Customizing the sample for your device

You can extend this sample for your device by performing these tasks.

  1. Create a DeviceWatcher object for your device in Scenario1_DeviceConnect.

  2. Add information about your device in the DeviceCapability in the Package.appxmanifest file. The information must be added under the DeviceCapability element with Name attribute set to "usb".
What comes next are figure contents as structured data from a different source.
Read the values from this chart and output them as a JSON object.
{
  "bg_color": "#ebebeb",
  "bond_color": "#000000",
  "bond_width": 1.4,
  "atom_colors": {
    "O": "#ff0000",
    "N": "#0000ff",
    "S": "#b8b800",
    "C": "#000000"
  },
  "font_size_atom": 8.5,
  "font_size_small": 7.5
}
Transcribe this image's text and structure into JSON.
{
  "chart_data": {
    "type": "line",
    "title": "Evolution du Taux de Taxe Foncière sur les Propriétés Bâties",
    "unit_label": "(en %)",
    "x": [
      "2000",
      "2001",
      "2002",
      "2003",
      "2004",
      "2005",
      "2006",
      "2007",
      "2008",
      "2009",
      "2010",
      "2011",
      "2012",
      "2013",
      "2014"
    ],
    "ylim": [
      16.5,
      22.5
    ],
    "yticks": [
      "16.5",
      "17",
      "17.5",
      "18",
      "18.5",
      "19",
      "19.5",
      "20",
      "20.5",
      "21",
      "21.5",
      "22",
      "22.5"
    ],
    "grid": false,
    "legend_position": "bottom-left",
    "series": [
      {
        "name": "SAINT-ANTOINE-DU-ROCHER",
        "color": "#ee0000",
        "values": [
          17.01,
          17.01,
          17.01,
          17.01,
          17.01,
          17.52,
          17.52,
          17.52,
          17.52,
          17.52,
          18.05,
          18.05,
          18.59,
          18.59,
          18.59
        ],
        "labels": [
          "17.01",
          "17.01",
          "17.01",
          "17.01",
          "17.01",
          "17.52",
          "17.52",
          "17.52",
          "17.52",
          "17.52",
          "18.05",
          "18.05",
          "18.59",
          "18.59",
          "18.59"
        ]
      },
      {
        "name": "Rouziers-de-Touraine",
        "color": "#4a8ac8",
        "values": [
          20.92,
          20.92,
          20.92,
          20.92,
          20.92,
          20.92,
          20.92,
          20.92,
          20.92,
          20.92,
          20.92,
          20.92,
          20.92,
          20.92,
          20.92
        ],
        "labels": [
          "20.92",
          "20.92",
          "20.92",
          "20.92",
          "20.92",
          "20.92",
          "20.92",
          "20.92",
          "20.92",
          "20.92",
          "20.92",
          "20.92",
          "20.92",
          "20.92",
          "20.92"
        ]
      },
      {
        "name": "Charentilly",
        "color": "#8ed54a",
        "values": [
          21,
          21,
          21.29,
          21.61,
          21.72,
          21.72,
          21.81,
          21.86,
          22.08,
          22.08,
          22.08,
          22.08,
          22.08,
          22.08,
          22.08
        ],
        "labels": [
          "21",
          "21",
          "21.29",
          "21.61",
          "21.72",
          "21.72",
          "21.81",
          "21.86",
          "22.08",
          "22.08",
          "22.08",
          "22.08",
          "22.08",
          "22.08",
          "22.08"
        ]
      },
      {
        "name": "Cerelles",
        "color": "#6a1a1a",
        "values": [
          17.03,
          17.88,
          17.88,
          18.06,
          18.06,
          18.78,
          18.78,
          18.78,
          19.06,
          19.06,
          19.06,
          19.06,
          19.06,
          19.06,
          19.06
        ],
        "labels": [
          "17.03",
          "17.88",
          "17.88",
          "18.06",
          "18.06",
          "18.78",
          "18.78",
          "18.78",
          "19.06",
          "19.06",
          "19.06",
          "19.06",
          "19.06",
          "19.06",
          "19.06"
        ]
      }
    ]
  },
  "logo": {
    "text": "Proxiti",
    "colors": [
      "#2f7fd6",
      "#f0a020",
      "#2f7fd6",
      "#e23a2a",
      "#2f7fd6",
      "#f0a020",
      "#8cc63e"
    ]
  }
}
    If you specify the device class code, make sure that it is supported. For a list of supported device classes see How to add USB device capabilities to the app manifest.

Build the sample

  1. If you download the samples ZIP, be sure to unzip the entire archive, not just the folder with the sample you want to build.
  2. Start Microsoft Visual Studio 2017 and select File > Open > Project/Solution.
  3. Starting in the folder where you unzipped the samples, go to the Samples subfolder, then the subfolder for this specific sample, then the subfolder for your preferred language (C++, C#, or JavaScript). Double-click the Visual Studio Solution (.sln) file.
  4. Press Ctrl+Shift+B, or select Build > Build Solution.

Run the sample

To run this sample after building it, press F5 (run with debugging enabled) or Ctrl+F5 (run without debugging enabled) from Visual Studio. (Or select the corresponding options from the Debug menu.)